Research question

You should phrase your research question in a way that matches up with the scope of inference your dataset allows for.

Can SAT scores be predicted by household income and availability of tutoring centers, at the school district level?

Cases

What are the cases, and how many are there?

I will need to combine data from multiple sources to come up with a dataset for this project.

Each case represents a school district in New Jersey. While the total number of school districts in NJ seem to be around 690, the median household income data is only available for about 340 school districts. So I plan to use only those 340 school distrcits for which I have data available for both average SAT scores and median household income for this project. I will need to use some data transformation and mapping in order to come up with this data set.

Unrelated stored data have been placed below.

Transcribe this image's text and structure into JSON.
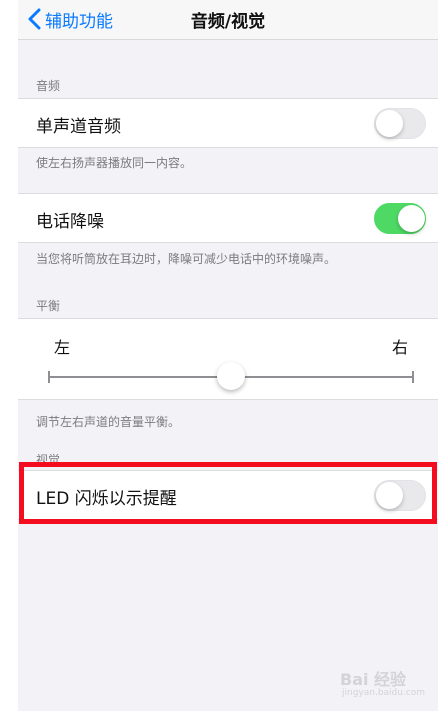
{
  "nav": {
    "back_label": "辅助功能",
    "title": "音频/视觉"
  },
  "audio_section": {
    "header": "音频",
    "mono_audio": {
      "label": "单声道音频",
      "on": false
    },
    "mono_footer": "使左右扬声器播放同一内容。",
    "noise_cancel": {
      "label": "电话降噪",
      "on": true
    },
    "noise_footer": "当您将听筒放在耳边时，降噪可减少电话中的环境噪声。"
  },
  "balance_section": {
    "header": "平衡",
    "left_label": "左",
    "right_label": "右",
    "value_fraction": 0.5,
    "footer": "调节左右声道的音量平衡。"
  },
  "visual_section": {
    "header": "视觉",
    "led_flash": {
      "label": "LED 闪烁以示提醒",
      "on": false
    }
  },
  "watermark": {
    "logo_text": "Bai 经验",
    "sub_text": "jingyan.baidu.com"
  },
  "colors": {
    "accent": "#0a7aff",
    "toggle_on": "#4dd964",
    "highlight": "#f40d1f"
  }
}
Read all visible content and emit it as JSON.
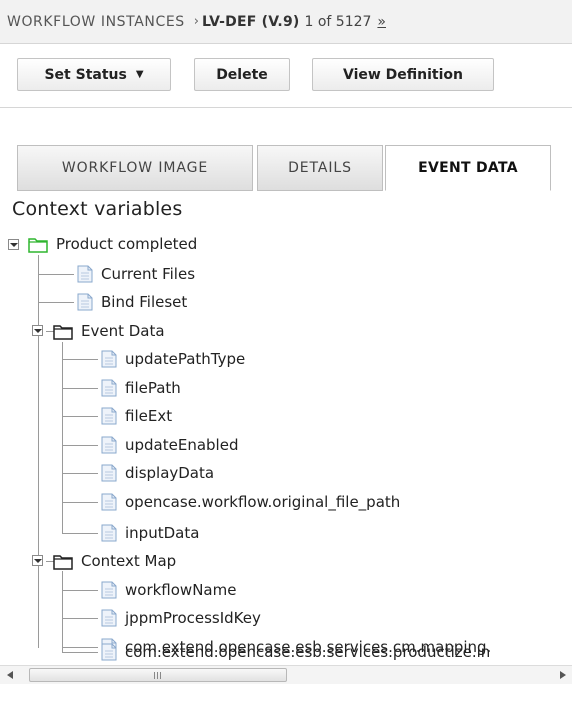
{
  "breadcrumb": {
    "root": "WORKFLOW INSTANCES",
    "separator": "›",
    "current": "LV-DEF (V.9)",
    "position": "1 of 5127",
    "next": "»"
  },
  "toolbar": {
    "set_status_label": "Set Status",
    "set_status_caret": "▼",
    "delete_label": "Delete",
    "view_definition_label": "View Definition"
  },
  "tabs": {
    "workflow_image": "WORKFLOW IMAGE",
    "details": "DETAILS",
    "event_data": "EVENT DATA",
    "active": "event_data"
  },
  "section_title": "Context variables",
  "tree": {
    "root": "Product completed",
    "current_files": "Current Files",
    "bind_fileset": "Bind Fileset",
    "event_data": {
      "label": "Event Data",
      "children": [
        "updatePathType",
        "filePath",
        "fileExt",
        "updateEnabled",
        "displayData",
        "opencase.workflow.original_file_path",
        "inputData"
      ]
    },
    "context_map": {
      "label": "Context Map",
      "children": [
        "workflowName",
        "jppmProcessIdKey",
        "com.extend.opencase.esb.services.cm.mapping.",
        "com.extend.opencase.esb.services.productize.in"
      ]
    }
  },
  "scrollbar": {
    "grip": "III"
  },
  "colors": {
    "root_folder": "#2fb52f",
    "folder": "#222222",
    "doc_icon": "#8aa8cc"
  }
}
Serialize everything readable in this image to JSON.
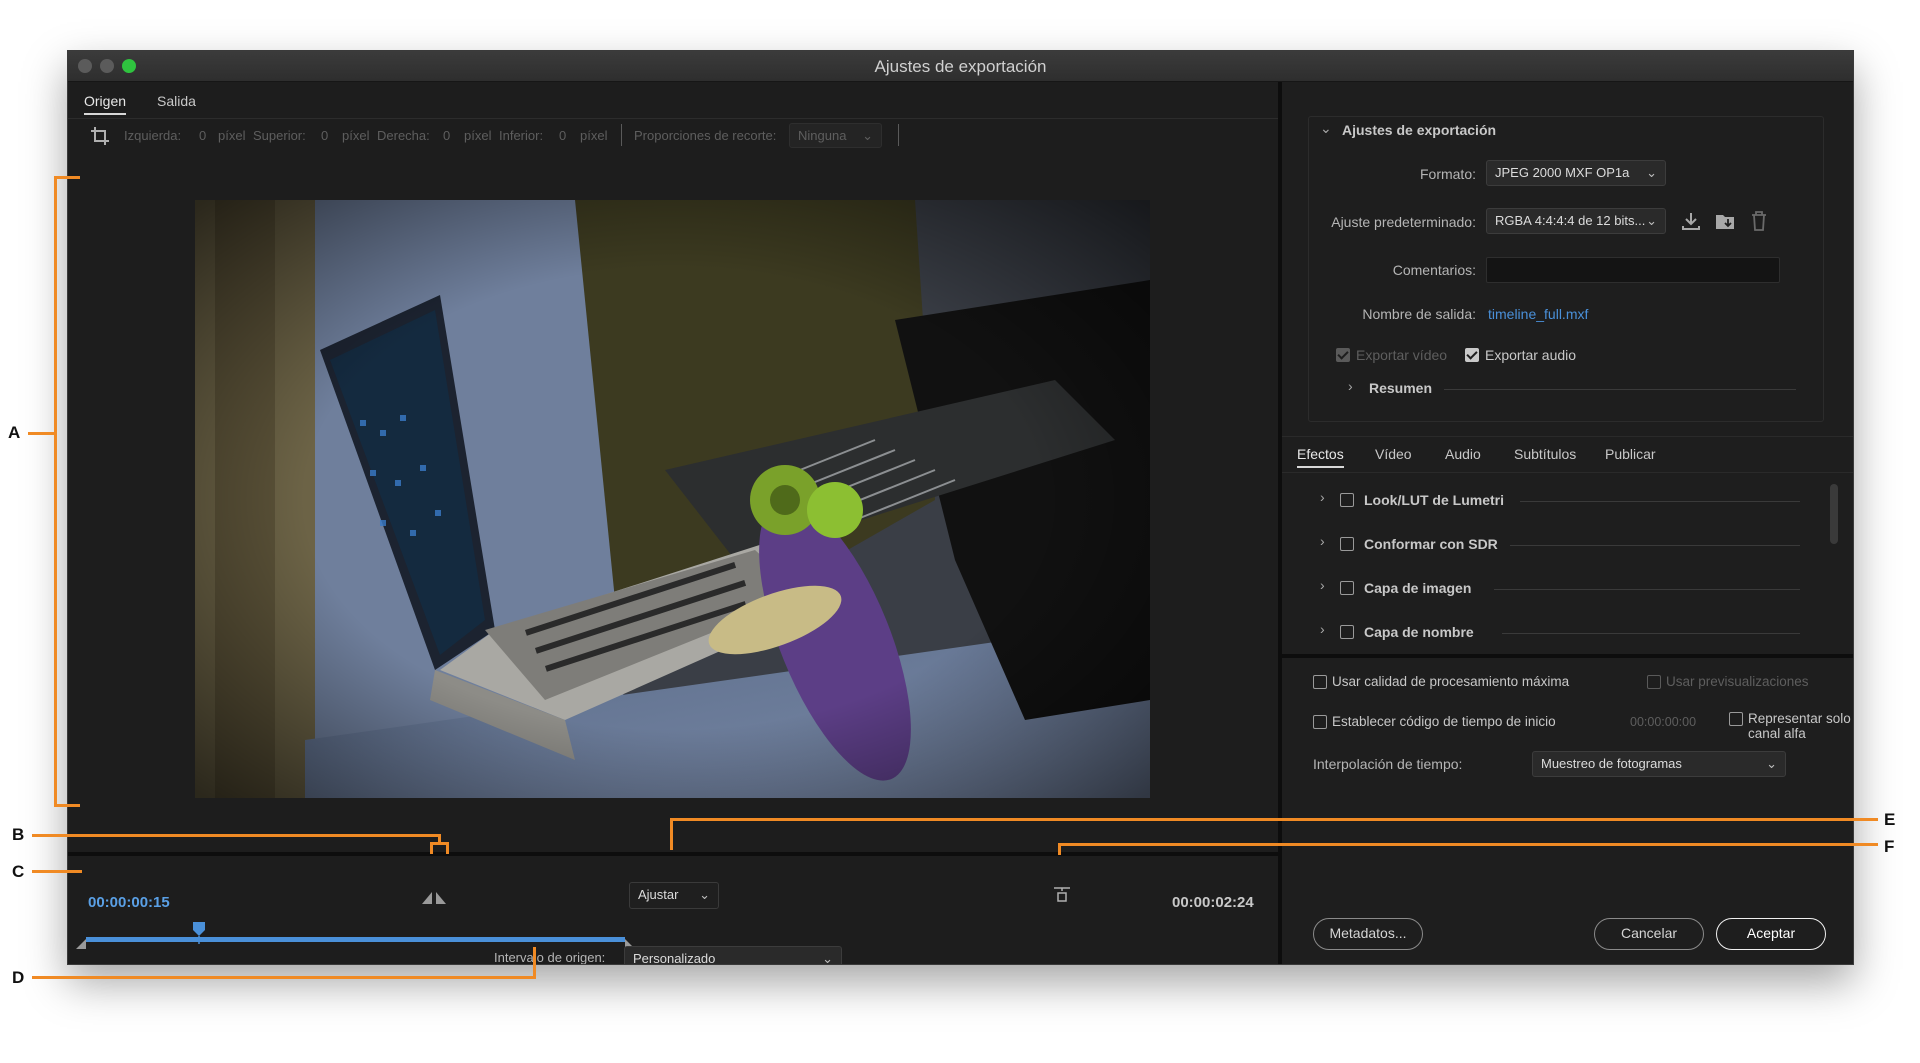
{
  "window": {
    "title": "Ajustes de exportación"
  },
  "source_tabs": [
    {
      "label": "Origen"
    },
    {
      "label": "Salida"
    }
  ],
  "crop": {
    "left_label": "Izquierda:",
    "left_value": "0",
    "left_unit": "píxel",
    "top_label": "Superior:",
    "top_value": "0",
    "top_unit": "píxel",
    "right_label": "Derecha:",
    "right_value": "0",
    "right_unit": "píxel",
    "bottom_label": "Inferior:",
    "bottom_value": "0",
    "bottom_unit": "píxel",
    "ratio_label": "Proporciones de recorte:",
    "ratio_value": "Ninguna"
  },
  "timeline": {
    "current_time": "00:00:00:15",
    "fit_value": "Ajustar",
    "end_time": "00:00:02:24",
    "playhead_position": 0.16,
    "range_end": 0.99,
    "range_label": "Intervalo de origen:",
    "range_value": "Personalizado"
  },
  "export_settings": {
    "header": "Ajustes de exportación",
    "format_label": "Formato:",
    "format_value": "JPEG 2000 MXF OP1a",
    "preset_label": "Ajuste predeterminado:",
    "preset_value": "RGBA 4:4:4:4 de 12 bits...",
    "comments_label": "Comentarios:",
    "comments_value": "",
    "output_label": "Nombre de salida:",
    "output_value": "timeline_full.mxf",
    "export_video_label": "Exportar vídeo",
    "export_audio_label": "Exportar audio",
    "summary_label": "Resumen"
  },
  "effect_tabs": [
    {
      "label": "Efectos"
    },
    {
      "label": "Vídeo"
    },
    {
      "label": "Audio"
    },
    {
      "label": "Subtítulos"
    },
    {
      "label": "Publicar"
    }
  ],
  "effects": [
    {
      "label": "Look/LUT de Lumetri"
    },
    {
      "label": "Conformar con SDR"
    },
    {
      "label": "Capa de imagen"
    },
    {
      "label": "Capa de nombre"
    }
  ],
  "options": {
    "max_quality_label": "Usar calidad de procesamiento máxima",
    "previews_label": "Usar previsualizaciones",
    "start_tc_label": "Establecer código de tiempo de inicio",
    "start_tc_value": "00:00:00:00",
    "alpha_label": "Representar solo canal alfa",
    "interp_label": "Interpolación de tiempo:",
    "interp_value": "Muestreo de fotogramas"
  },
  "buttons": {
    "metadata": "Metadatos...",
    "cancel": "Cancelar",
    "ok": "Aceptar"
  },
  "annotations": {
    "a": "A",
    "b": "B",
    "c": "C",
    "d": "D",
    "e": "E",
    "f": "F"
  },
  "colors": {
    "accent_blue": "#4a90d9",
    "timecode_blue": "#5aa0e6",
    "annotation_orange": "#f08a24"
  }
}
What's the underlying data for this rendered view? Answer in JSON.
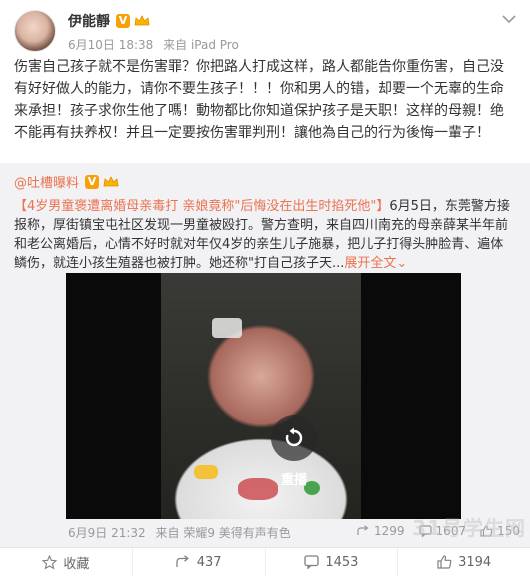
{
  "post": {
    "author": "伊能靜",
    "vip_badge": "V",
    "date": "6月10日 18:38",
    "source": "来自 iPad Pro",
    "text": "伤害自己孩子就不是伤害罪？你把路人打成这样，路人都能告你重伤害，自己没有好好做人的能力，请你不要生孩子！！！你和男人的错，却要一个无辜的生命来承担！孩子求你生他了嗎！動物都比你知道保护孩子是天职！这样的母親！绝不能再有扶养权！并且一定要按伤害罪判刑！讓他為自己的行为後悔一輩子！"
  },
  "repost": {
    "author": "@吐槽曝料",
    "vip_badge": "V",
    "hashtag": "【4岁男童褒遭离婚母亲毒打 亲娘竟称\"后悔没在出生时掐死他\"】",
    "body": "6月5日，东莞警方接报称，厚街镇宝屯社区发现一男童被殴打。警方查明，来自四川南充的母亲薛某半年前和老公离婚后，心情不好时就对年仅4岁的亲生儿子施暴，把儿子打得头肿脸青、遍体鳞伤，就连小孩生殖器也被打肿。她还称\"打自己孩子天...",
    "expand": "展开全文",
    "expand_arrow": "⌄",
    "video": {
      "replay_label": "重播"
    },
    "footer": {
      "date": "6月9日 21:32",
      "source": "来自 荣耀9 美得有声有色",
      "repost_count": "1299",
      "comment_count": "1607",
      "like_count": "150"
    }
  },
  "actions": {
    "favorite": "收藏",
    "repost": "437",
    "comment": "1453",
    "like": "3194"
  },
  "watermark": "31号学生网",
  "colors": {
    "accent": "#eb7350",
    "vip": "#f6a10a",
    "repost_bg": "#f2f2f5"
  }
}
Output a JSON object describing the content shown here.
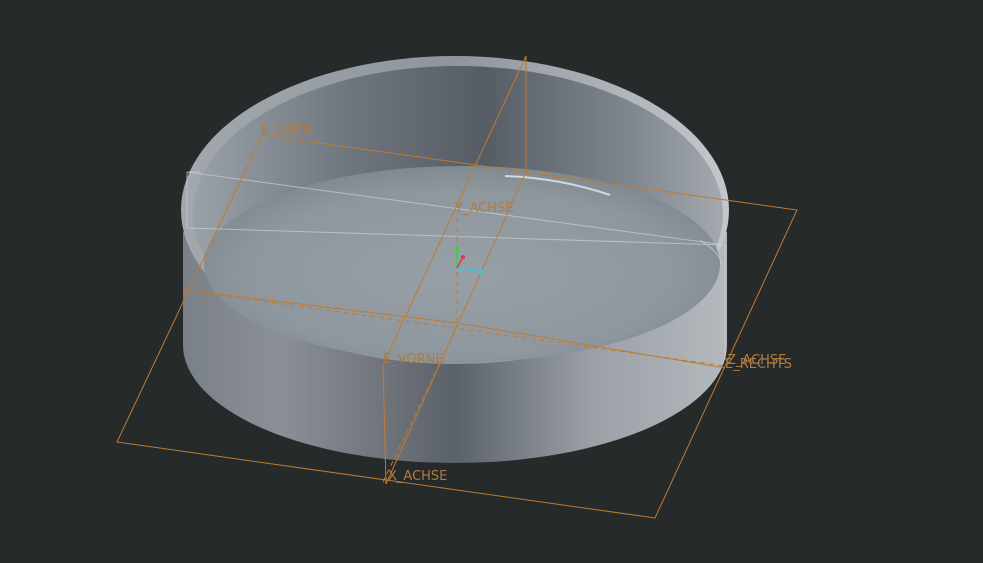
{
  "viewport": {
    "background": "#272a2b",
    "model": "cylindrical-tray",
    "model_color": "#8b939a",
    "datum_color": "#c07a30"
  },
  "datum_planes": {
    "top": "E_OBEN",
    "front": "E_VORNE",
    "right": "E_RECHTS"
  },
  "datum_axes": {
    "y": "Y_ACHSE",
    "x": "X_ACHSE",
    "z": "Z_ACHSE"
  },
  "csys": {
    "x_color": "#38c8d8",
    "y_color": "#3ecf3e",
    "z_color": "#e03a3a"
  }
}
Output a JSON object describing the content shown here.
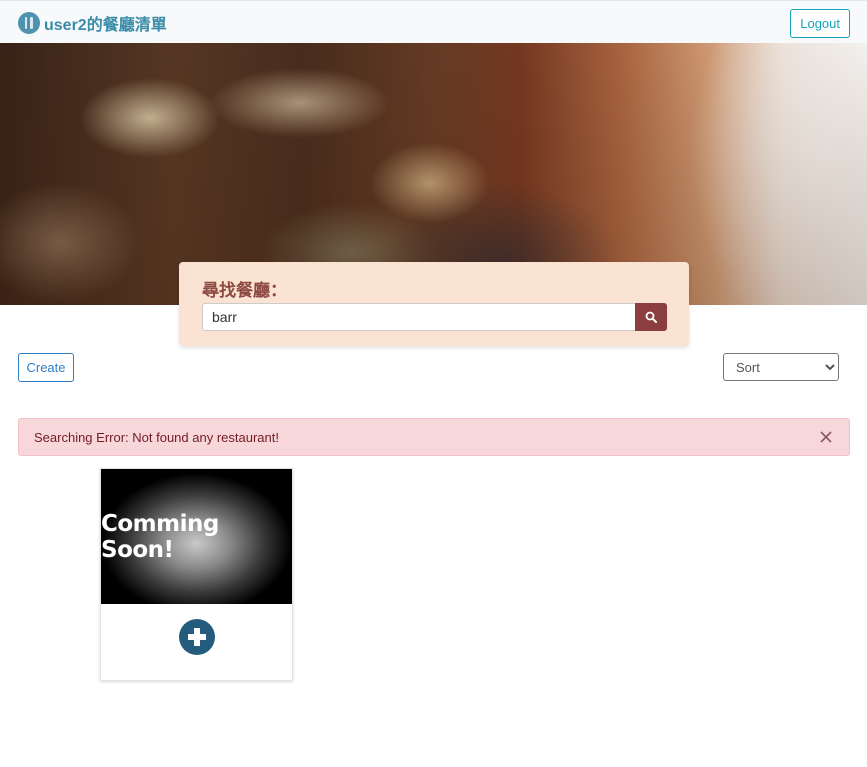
{
  "navbar": {
    "brand_icon": "utensils-icon",
    "brand_title": "user2的餐廳清單",
    "logout_label": "Logout"
  },
  "search": {
    "label": "尋找餐廳：",
    "value": "barr",
    "button_icon": "search-icon"
  },
  "toolbar": {
    "create_label": "Create",
    "sort_selected": "Sort"
  },
  "alert": {
    "message": "Searching Error: Not found any restaurant!",
    "close_icon": "close-icon"
  },
  "card": {
    "image_text": "Comming Soon!",
    "add_icon": "plus-circle-icon"
  },
  "colors": {
    "brand": "#3a8ca8",
    "accent": "#17a2b8",
    "search_button": "#8b3e3f",
    "search_card": "#fbe3d3",
    "alert_bg": "#f8d7da",
    "add_button": "#235c7c"
  }
}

Data for tutoring centers is not easily available in one place. For this, I plan to collect center data from the websites for the most well-known 2-4 tutoring franchises. However, these websites provide data based on city and zip code, so I’ll need to find a way to map this to school districts. Also, it is hard to discern which centers are focussed just on high school versus those that cater to students across all grade levels. Lastly, there are online tutoring services available which are obviously not bound by geographical reach, and therefore it’s much harder to incorporate them in this analysis.

Data collection

Describe the method of data collection.

Data has been collected via a combination of surveys as described below:

  1. Total SAT scores from the schools performance report 2017-18 published by the NJ State Department of Education.

  2. Median household income as collected in the American Community Survey (ACS) census data for 2017 as available on the following website:

The above 2 data variables are both numeric: Average SAT score and median household income are both integer data type.

  1. Availability of tutoring center within close proximity (say within 10 miles): Plan to collect this by collating information from individual websites, mapping to school districts and finally coming up with a categorical variable between 0 and 5 to indicate presence of 0, 1 or multiple tutoring centers.

Type of study

What type of study is this (observational/experiment)?

This is an observational study.

Data Source

If you collected the data, state self-collected. If not, provide a citation/link.

  1. SAT scores from the schools performance report 2017-18 published by the NJ State Department of Education on the following website: https://rc.doe.state.nj.us/ReportsDatabase.aspx

  2. Median household income as collected in the American Community Survey (ACS) census data for 2017 as available on the following website: https://factfinder.census.gov

Response/ Dependent Variable

What is the response variable, and what type is it (numerical/categorical)?

The response variable is average Total SAT score by school district and is numeric.

Explanatory / Independent Variable

You should have two independent variables, one quantitative and one qualitative. What is the explanatory variable, and what type is it (numerical/categorical)?

The explanatory variables are: 1) Quantative: Median household income by school district. This is numeric. 2) Qualitative: Presence of tutoring centers. This is a categorical numeric variable.

Relevant summary statistics .

** Provide summary statistics for each the variables. Also include appropriate visualizations related to your research question (e.g. scatter plot, boxplots, etc). **

I still need to collect and cleanse the data. So I don’t have it ready for any analysis yet.